The Italian Revenue Agency on 9 March issued tax guidance clarifying Italy’s patent box regime, the tax credit for research and development (R&D) activities, and the tax credit for new business assets.
Resolution n. 28/E states that implementation, update, personalization, and customization of software protected by copyright is qualifying R&D activity for purposes of Italy’s patent box, while ancillary and supportive activities are outside the definition.
In the resolution, the requesting company developed, implemented, updated and customized software protected by copyright for other companies. Moreover, it offered services to assist clients with software and operating systems developed by other companies, like training, help desk level two support, and helpline.
Furthermore, the R&D activity related to the software was internally undertaken by the requesting company.
The Italian Revenue Agency stated that the patent box tax benefit can be granted to activities linked to the development, enhancement, and maintenance of the copyrighted software when a company develops the software, has the right to exploit it, and undertakes R&D internally.
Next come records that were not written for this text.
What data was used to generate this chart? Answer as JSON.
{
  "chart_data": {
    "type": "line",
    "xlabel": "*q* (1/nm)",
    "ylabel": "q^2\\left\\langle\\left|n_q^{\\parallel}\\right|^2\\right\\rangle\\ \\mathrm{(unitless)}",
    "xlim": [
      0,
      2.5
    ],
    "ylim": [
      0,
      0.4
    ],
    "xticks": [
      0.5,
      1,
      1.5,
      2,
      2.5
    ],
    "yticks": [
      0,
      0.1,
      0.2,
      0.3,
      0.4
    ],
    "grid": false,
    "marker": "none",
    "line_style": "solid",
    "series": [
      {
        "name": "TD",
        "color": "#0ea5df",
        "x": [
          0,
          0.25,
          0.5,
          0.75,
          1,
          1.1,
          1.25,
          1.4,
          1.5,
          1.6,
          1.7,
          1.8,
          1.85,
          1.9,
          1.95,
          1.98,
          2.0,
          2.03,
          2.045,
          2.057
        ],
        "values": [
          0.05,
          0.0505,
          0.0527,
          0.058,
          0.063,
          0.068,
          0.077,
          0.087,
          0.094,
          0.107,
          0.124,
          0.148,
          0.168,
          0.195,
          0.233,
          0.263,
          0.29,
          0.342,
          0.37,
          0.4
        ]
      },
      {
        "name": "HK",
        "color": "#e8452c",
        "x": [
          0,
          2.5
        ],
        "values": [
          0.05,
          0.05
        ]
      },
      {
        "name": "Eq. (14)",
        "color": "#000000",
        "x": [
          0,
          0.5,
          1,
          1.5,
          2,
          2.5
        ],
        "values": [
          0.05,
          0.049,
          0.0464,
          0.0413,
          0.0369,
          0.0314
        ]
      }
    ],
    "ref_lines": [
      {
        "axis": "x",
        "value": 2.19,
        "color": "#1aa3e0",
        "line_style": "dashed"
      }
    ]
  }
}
Hence, in the case at stake, only the activity of development, implementation, update and customization of the software can qualify for the patent box regime. Other activities, like staff training and customer support not related to the use of the software cannot be included in the qualifying activities. As a matter of fact, said activities are not an exclusive exercise of a copyright prerogative, the tax authority said.
R&D tax credit
The same day, the Italian Revenue Agency also issued Resolution n. 32/E, clarifying that R&D expenses related to research projects commissioned on behalf of third parties can qualify for the tax credit regime for R&D activities if the research project respects the requirements of article 3, law decree n. 145/2013.
That law applies to investments in R&D with effect from the tax period following that in progress on 31 December 2014 and through 31 December 2020, irrespective of the contractual terms of the outsourcing agreement.
Business assets tax credit
Finally, the Italian Revenue Agency gave elucidations on the tax credit for new business assets with Resolution n. 29/E.
The tax agency stated that the tax credit must be repaid if the new business asset is sold outside of Italy within 4 years from the filing year of the tax return related to the tax year in which the investment is made.
However, the tax credit will not be entirely revoked if there is a partial sale of the asset. In fact, in this case, the tax benefit will be pro quota clawed back.